Beliau  adalah sosok yang memancarkan kasih dan kesederhanaan, nilai-nilai yang telah tertanam kuat dalam dirinya sejak usia dini. Ketulusannya dalam membimbing para santri mencerminkan keikhlasan seorang guru sejati. Dengan semangat yang tak pernah pudar, beliau gigih menanamkan nilai-nilai keagamaan dan moral kepada generasi muda. Tak heran, kehadirannya dihormati dan menjadi panutan, meninggalkan jejak inspiratif yang mendalam di hati para pengikutnya.

Kiai Masjhadi Fasja adalah sosok yang memegang teguh pentingnya pendidikan sebagai kunci kehidupan. Beliau pernah berkata, “Pendidikan nomor satu hingga akhir hayat.” Pesan inspiratifnya kepada anak-anaknya juga begitu mendalam: “Mumpung ijeh nom, surah iki diisi sak kebak-kebake. Dene seng kanggo seng endi, seng penting wes duwe isine.” Pesan ini mengandung makna bahwa selagi masih muda, seseorang harus mengisi pikirannya dengan hal-hal positif seperti belajar, mengaji, dan mengembangkan diri, sehingga di kemudian hari dapat memilih dan menggunakan ilmu yang paling relevan.
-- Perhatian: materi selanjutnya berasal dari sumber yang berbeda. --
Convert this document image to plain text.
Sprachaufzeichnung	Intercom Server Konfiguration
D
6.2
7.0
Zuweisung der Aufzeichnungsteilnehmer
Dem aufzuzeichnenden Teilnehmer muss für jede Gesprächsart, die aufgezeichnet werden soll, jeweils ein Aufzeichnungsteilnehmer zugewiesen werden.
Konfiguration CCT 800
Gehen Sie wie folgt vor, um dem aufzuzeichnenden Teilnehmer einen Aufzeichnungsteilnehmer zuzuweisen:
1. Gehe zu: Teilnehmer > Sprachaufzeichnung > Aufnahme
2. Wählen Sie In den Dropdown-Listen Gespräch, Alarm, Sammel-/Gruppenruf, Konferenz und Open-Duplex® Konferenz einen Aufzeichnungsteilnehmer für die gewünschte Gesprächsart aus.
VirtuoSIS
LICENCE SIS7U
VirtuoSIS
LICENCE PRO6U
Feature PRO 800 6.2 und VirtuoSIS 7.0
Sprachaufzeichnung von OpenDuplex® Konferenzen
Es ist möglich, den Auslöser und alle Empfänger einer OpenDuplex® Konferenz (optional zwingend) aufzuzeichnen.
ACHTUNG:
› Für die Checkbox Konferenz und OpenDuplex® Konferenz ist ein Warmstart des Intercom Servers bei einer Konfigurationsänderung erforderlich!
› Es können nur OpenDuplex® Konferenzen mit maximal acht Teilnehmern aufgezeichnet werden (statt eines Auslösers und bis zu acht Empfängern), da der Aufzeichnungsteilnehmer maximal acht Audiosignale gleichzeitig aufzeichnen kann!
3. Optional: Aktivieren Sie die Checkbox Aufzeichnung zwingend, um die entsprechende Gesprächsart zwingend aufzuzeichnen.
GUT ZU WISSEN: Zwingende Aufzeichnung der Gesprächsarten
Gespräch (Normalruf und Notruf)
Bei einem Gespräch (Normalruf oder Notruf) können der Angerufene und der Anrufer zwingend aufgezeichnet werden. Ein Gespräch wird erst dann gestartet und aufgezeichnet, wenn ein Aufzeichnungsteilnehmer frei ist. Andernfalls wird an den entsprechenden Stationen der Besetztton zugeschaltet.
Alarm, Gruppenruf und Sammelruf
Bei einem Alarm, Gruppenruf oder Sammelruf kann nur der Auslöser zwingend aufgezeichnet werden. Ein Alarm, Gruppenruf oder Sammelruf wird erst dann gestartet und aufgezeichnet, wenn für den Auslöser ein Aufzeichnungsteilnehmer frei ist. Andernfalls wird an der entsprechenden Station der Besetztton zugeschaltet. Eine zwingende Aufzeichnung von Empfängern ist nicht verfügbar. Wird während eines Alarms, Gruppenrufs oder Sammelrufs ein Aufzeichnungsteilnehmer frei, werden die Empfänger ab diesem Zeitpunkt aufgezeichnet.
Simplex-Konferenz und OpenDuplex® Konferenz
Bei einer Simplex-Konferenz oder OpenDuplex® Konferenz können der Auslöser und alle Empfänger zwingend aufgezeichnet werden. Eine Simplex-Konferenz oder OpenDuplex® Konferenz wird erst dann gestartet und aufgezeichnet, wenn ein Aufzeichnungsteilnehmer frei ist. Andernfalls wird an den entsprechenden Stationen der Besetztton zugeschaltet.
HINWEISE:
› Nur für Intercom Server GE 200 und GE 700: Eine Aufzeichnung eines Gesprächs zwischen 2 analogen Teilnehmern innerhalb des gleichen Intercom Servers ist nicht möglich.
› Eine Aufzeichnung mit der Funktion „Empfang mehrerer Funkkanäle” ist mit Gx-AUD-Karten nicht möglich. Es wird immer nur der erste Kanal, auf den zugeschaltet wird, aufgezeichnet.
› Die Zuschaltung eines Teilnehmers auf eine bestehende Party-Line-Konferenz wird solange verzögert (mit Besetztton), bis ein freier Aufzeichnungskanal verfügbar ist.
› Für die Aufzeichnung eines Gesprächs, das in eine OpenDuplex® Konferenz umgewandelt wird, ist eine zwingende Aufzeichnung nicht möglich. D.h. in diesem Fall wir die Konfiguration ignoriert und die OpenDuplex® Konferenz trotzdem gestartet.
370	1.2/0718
Beliau percaya bahwa menikah dan bekerja akan mengikuti naluri manusia, sehingga pendidikan dan penguasaan ilmu harus menjadi prioritas utama. Dengan prinsip ini, Kiai Masjhadi mendorong anak-anaknya untuk menguasai berbagai mata pelajaran, membangun fondasi kuat bagi masa depan mereka. Dedikasinya terhadap pendidikan menjadikan beliau teladan bagi banyak orang.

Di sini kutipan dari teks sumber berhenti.